Posted on: December 2, 2010

I have recently had a client whose baby had ankyloglossia and needed a tongue-tie division (or frenulotomy), the baby was having some difficulty with breastfeeding, and the mother was experiencing nipple soreness despite good positioning.

Tongue-tie may be hereditary and is a condition where there is a short or tight membrane underneath the tongue; it can be hard to diagnose and is easily missed. The skin “tie” can be attached at the tongue tip or further back and as a result the tongue-tip can appear heart-shaped; the tongue movements to lift, move from side to side and protrusion can be restricted and this may affect the way the baby feeds.  A recent study found that of babies having feeding difficulties up to 10% had a tongue-tie.

What should you look for?

You may experience pain on breastfeeding your baby, your nipples may become damaged and you may develop mastitis or find it difficult to establish an adequate milk supply (although all these symptoms can relate to positioning issues too).
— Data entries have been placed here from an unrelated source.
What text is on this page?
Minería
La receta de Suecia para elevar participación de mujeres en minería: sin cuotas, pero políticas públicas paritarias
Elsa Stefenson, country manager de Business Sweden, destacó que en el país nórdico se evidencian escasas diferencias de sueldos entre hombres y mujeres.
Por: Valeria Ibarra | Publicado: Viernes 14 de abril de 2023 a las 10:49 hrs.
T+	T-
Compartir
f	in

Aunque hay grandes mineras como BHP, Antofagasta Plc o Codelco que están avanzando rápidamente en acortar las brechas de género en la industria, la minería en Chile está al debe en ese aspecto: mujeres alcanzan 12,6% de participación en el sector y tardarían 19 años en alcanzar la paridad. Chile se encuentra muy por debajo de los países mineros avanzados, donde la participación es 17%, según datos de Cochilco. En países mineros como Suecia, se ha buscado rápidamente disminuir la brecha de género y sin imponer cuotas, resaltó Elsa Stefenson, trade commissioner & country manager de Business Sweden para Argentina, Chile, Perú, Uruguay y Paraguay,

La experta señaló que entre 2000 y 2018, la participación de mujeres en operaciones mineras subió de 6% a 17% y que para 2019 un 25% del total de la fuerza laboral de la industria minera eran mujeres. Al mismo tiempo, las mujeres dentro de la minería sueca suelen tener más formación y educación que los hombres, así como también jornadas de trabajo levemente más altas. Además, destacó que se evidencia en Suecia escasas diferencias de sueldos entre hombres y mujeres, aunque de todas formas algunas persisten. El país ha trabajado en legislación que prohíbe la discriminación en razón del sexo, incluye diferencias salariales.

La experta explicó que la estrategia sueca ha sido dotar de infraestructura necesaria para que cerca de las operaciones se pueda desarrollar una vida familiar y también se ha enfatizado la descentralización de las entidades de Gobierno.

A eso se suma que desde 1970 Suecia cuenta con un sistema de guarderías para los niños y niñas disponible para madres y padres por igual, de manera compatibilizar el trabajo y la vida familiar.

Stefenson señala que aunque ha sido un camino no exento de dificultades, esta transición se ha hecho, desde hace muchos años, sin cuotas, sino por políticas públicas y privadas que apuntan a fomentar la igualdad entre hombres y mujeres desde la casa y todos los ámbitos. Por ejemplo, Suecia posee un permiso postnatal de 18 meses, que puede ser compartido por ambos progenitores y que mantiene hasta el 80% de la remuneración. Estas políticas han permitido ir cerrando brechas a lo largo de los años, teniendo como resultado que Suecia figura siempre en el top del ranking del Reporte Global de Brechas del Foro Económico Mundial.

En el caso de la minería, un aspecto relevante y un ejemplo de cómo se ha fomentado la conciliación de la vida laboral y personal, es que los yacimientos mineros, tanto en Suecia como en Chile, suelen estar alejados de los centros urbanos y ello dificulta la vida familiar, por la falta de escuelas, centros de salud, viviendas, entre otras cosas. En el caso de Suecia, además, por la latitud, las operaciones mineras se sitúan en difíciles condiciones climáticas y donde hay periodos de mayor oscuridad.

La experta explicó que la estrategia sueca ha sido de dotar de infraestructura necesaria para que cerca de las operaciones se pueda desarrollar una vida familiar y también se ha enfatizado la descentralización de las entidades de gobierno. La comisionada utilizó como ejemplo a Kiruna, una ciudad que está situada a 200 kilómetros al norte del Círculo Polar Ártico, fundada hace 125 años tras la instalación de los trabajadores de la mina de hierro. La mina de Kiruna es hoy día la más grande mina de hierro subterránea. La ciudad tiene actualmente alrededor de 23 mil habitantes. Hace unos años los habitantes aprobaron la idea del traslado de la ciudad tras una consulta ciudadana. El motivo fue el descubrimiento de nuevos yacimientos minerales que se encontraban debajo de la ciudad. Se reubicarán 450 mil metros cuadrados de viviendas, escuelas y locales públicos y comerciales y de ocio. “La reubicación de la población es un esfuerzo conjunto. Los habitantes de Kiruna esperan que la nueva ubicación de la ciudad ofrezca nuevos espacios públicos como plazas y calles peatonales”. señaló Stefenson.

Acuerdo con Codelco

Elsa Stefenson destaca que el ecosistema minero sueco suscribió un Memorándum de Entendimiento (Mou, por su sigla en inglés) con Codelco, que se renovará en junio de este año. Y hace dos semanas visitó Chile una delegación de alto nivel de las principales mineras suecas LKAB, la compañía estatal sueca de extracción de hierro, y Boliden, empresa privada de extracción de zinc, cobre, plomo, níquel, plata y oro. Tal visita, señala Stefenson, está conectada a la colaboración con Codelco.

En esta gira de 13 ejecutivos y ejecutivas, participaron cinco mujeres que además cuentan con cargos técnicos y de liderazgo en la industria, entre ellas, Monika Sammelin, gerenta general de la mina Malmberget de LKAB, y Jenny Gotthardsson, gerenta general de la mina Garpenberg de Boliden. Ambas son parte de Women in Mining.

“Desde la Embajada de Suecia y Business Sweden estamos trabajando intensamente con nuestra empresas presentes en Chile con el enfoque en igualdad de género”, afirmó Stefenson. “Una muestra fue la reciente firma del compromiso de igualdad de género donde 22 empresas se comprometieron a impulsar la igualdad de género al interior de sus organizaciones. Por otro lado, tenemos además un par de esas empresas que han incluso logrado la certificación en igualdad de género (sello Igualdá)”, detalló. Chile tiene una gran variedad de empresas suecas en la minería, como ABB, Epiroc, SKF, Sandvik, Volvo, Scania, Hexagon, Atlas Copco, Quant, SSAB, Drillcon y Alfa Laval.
The baby may have difficulty feeding and may need to feed frequently and for prolonged periods of time to be satisfied. There may also be weight problems, noisy feeding, dribbling and increased windy behaviour (although again your baby could have these symptoms without tongue tie).

Some babies can feed perfectly well despite having a tongue-tie and adjustments to positioning and attachment may be all that is needed if there are problems with feeding.  It is definitely advisable to seek specialist breastfeeding support such as La Leche League, National Childbirth Trust, Association for Breastfeeding Mothers or Lactation Consultants GB and if the problem continues despite this support then tongue-tie division or frenulotomy is an option. You may be able to get an NHS referral from your local breastfeeding clinic or GP; hospitals providing this treatment are listed on the Baby Friendly website, however there are also private practitioners who will perform this for you and some of them are listed at the end of this article.

Should it be decided that a frenulotomy is necessary, the procedure is very simple and takes a few seconds.  Your baby is swaddled and held gently to keep the head still. The tongue-tie is snipped using sterile, sharp, round ended scissors without the need for an anaesthetic; your baby may feel a small amount of pain but will usually settle quickly and will be able to feed, indeed some babies actually sleep through the procedure!  There is usually very little bleeding and any oozing is controlled by applying pressure to the area with sterile gauze and encouraging feeding as soon as possible.

Good information on tongue tie can be found here on the Lactation Consultants GB website.


2 Responses to "Tongue tie"

Very useful info. I was born tongue-tied and had an operation to correct it when I was 3 years old as I was having difficulty speaking and had chapped lips due to saliva control issues. My mum had a real struggle to get the operation done on the NHS back then as it was considered cosmetic surgery! I had a full anesthetic and 3 stitches and was in hospital for a few days – how much easier it could have been now! Fortunately, neither of my girls inherited the condition but I didn’t realise that it could be spotted (and solved) so early and could affect breastfeeding.

My little boy was born with a tongue tie and by the time he was 3 days old I couldn’t carry on feeding him myself because it was just too painful. We decided that persevering with the breastfeeding was more important to us than waiting for an NHS referral, so we got a letter outlining the problem from the midwife and details of a consultant at a local hospital, and paid to have the little snip done. It didn’t seem to bother him in the slightest (a drop or two of blood; I was definitely more upset about it than he was). Straight afterwards he fed properly for the first time for about an hour and it was bliss, in comparison!